Semiconductor industry analyst firm SemiAnalysis released InferenceMAX v1 benchmark test results showing that NVIDIA's Blackwell graphics architecture GPU swept all test items, setting a new benchmark in performance, energy efficiency, and overall economics.
This new benchmark is considered the first independent evaluation that can truly reflect the total cost of AI inference (Total Cost of Inference), covering a variety of models and real-world application scenarios, focusing on "efficiency" rather than pure speed.
The AI Factory Formula for a 15x ROI
The report indicates that if an enterprise invests $500 million to deploy an NVIDIA GB200 NVL72 system, it can generate up to $7500 million in DSR1 token revenue from AI applications, with a return on investment of up to 15 times. This means that inference performance is no longer just a technical indicator, but a key engine for enterprise operational profitability.
“Inference is at the heart of how AI delivers value every day,” said Ian Buck, vice president of Hyperscale and High-Performance Computing at NVIDIA. “Blackwell’s achievements demonstrate that our end-to-end approach enables customers to achieve both extreme performance and optimal efficiency when deploying AI at scale.”
Blackwell Architecture: Dual-track Drive for Performance and Efficiency
In the InferenceMAX v1 benchmark, the Blackwell-based B200 GPUs achieved impressive performance across multiple models, achieving a throughput of 60000 tokens per second per GPU and up to 1000 TPS (Token per Second) per user. Compared to the previous-generation H200 GPU, this performance increased by 4 times, while the computational cost per million tokens was reduced by 15 times, achieving the industry's lowest cost per million tokens at just $0.02.
This performance is enabled by NVIDIA's new TensorRT-LLM v1.0 inference framework and NVLink Switch high-speed interconnect technology, which provides 1800 GB/s of bidirectional bandwidth, allowing up to 72 GPUs to operate as a single super GPU.
Open Source Collaboration Advances the Inference Revolution
NVIDIA has also collaborated with several AI research teams, including OpenAI (gpt-oss 120B), Meta 9Llama 3 70B), and DeepSeek AI (DeepSeek R1), to optimize open-source inference performance. Furthermore, collaborative development with communities like FlashInfer, SGLang, and vLLM has enabled TensorRT-LLM to fully exploit the parallelization potential of Blackwell.
In addition, the newly released gpt-oss-120B-Eagle3-v2 model introduces "Speculative Decoding" technology, which can predict multi-word output and significantly reduce latency, thereby tripling the throughput per user.
The balance between economy and sustainability
InferenceMAX uses the "Pareto Frontier" model to evaluate the balance between performance, energy consumption, and responsiveness. The results show that Blackwell not only leads in throughput but also sets new records in energy efficiency and cost control. These include a 10x increase in throughput per megawatt compared to the previous generation, and a significant increase in word output per watt, reducing the energy burden on data centers.

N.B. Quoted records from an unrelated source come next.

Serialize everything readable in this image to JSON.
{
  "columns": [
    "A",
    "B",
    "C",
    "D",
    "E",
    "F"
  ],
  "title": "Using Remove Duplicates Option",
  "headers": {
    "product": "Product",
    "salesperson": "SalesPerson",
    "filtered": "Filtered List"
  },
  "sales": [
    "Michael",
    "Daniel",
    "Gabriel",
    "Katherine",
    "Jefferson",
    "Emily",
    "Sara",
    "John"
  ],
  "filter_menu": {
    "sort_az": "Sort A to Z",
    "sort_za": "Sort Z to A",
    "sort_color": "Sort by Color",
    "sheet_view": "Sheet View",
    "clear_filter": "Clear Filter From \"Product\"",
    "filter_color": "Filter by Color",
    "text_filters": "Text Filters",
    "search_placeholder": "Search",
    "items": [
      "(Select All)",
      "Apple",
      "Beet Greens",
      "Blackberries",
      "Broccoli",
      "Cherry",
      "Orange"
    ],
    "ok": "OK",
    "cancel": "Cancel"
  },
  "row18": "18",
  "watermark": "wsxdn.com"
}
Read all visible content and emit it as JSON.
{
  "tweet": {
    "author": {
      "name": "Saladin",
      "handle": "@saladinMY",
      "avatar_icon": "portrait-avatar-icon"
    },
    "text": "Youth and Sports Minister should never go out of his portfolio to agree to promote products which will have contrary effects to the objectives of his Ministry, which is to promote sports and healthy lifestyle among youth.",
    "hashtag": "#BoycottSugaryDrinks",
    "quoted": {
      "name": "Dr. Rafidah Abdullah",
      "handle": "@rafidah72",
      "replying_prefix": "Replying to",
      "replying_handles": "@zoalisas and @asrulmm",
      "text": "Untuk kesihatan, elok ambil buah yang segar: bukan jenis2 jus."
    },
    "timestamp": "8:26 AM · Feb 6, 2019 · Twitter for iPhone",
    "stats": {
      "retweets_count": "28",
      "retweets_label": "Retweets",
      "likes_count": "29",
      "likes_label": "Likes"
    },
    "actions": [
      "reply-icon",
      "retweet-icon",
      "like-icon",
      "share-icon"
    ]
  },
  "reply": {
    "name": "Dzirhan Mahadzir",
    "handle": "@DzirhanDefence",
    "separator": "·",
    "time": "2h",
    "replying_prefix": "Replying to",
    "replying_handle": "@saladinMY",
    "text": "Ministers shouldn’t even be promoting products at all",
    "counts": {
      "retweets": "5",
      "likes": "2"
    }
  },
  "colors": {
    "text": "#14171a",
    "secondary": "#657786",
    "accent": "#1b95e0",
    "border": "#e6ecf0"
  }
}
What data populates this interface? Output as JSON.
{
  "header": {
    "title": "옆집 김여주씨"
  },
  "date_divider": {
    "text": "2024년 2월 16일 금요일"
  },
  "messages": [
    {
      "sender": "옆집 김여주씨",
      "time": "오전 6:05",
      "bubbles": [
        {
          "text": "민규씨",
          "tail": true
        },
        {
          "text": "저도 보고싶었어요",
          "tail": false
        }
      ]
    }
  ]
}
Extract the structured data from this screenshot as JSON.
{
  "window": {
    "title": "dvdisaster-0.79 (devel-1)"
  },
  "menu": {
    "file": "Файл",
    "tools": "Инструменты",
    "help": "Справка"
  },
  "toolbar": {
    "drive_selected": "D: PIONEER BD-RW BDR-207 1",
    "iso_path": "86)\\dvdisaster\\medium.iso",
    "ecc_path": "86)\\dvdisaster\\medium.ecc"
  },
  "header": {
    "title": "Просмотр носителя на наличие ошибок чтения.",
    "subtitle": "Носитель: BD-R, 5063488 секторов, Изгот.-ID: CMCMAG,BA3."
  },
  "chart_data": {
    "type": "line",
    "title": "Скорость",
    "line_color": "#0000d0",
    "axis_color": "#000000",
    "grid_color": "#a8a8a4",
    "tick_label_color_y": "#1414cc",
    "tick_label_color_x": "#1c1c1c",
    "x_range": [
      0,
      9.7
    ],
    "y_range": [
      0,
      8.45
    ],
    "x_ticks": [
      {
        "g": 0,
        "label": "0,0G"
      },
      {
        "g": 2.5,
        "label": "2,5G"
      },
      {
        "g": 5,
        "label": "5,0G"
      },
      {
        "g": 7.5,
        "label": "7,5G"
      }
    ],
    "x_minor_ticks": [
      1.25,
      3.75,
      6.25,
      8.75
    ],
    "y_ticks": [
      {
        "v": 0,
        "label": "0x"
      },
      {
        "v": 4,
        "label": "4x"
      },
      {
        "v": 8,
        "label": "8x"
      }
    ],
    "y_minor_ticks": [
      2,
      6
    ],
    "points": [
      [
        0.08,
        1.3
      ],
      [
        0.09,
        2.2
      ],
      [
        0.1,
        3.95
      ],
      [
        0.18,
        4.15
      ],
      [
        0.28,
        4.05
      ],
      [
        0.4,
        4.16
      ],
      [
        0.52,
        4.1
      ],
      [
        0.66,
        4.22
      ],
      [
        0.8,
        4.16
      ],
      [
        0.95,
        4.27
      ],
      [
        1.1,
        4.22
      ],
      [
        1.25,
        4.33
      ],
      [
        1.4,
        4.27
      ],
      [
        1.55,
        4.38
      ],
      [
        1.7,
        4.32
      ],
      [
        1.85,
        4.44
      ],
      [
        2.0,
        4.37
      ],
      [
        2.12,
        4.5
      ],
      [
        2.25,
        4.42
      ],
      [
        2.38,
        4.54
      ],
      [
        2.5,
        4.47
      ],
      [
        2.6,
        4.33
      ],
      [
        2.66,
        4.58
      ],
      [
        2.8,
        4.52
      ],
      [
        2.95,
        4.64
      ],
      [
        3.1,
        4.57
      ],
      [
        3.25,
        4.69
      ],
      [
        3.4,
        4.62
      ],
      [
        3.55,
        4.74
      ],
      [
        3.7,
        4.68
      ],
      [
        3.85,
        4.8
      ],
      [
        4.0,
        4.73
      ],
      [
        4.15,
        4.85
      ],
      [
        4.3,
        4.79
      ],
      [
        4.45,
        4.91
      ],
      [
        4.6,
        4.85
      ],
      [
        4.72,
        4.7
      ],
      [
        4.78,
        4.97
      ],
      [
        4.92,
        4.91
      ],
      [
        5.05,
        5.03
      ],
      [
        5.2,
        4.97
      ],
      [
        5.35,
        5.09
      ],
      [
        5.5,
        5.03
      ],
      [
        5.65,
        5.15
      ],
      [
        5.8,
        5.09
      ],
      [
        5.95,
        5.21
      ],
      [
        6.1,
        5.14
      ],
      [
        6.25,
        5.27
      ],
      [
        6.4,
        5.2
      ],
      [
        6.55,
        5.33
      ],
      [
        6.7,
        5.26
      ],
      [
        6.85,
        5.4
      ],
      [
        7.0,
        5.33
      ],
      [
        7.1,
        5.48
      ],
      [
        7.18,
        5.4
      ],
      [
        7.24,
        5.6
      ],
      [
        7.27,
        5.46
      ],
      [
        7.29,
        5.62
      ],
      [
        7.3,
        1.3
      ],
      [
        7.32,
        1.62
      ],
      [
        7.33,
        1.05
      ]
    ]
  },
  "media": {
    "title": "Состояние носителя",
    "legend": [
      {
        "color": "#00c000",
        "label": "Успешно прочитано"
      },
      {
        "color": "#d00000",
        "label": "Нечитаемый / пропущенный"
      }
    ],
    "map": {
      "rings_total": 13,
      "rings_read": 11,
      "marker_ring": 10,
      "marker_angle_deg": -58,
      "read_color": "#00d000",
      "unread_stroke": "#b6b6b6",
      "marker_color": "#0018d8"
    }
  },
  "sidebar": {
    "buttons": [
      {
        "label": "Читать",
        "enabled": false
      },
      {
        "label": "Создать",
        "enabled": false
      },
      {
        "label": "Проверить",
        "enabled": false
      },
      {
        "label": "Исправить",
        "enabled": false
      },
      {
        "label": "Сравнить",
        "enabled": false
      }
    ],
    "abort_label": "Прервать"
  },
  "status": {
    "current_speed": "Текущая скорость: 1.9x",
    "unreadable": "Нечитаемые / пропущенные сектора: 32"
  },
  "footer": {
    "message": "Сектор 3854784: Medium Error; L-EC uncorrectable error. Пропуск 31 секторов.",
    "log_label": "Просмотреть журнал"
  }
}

Conclusion: Benchmarks in the AI Factory Era
As AI evolves from single-shot generation to multi-step reasoning and toolchain integration, inference performance will directly determine the economies of scale of AI services. NVIDIA, through its Blackwell architecture, has successfully translated "performance" into "revenue," making the concept of the AI factory a reality.
The debut of InferenceMAX is not only a technology showcase, but also a symbol that NVIDIA is leading the industry into a new era of the "Inference Economy."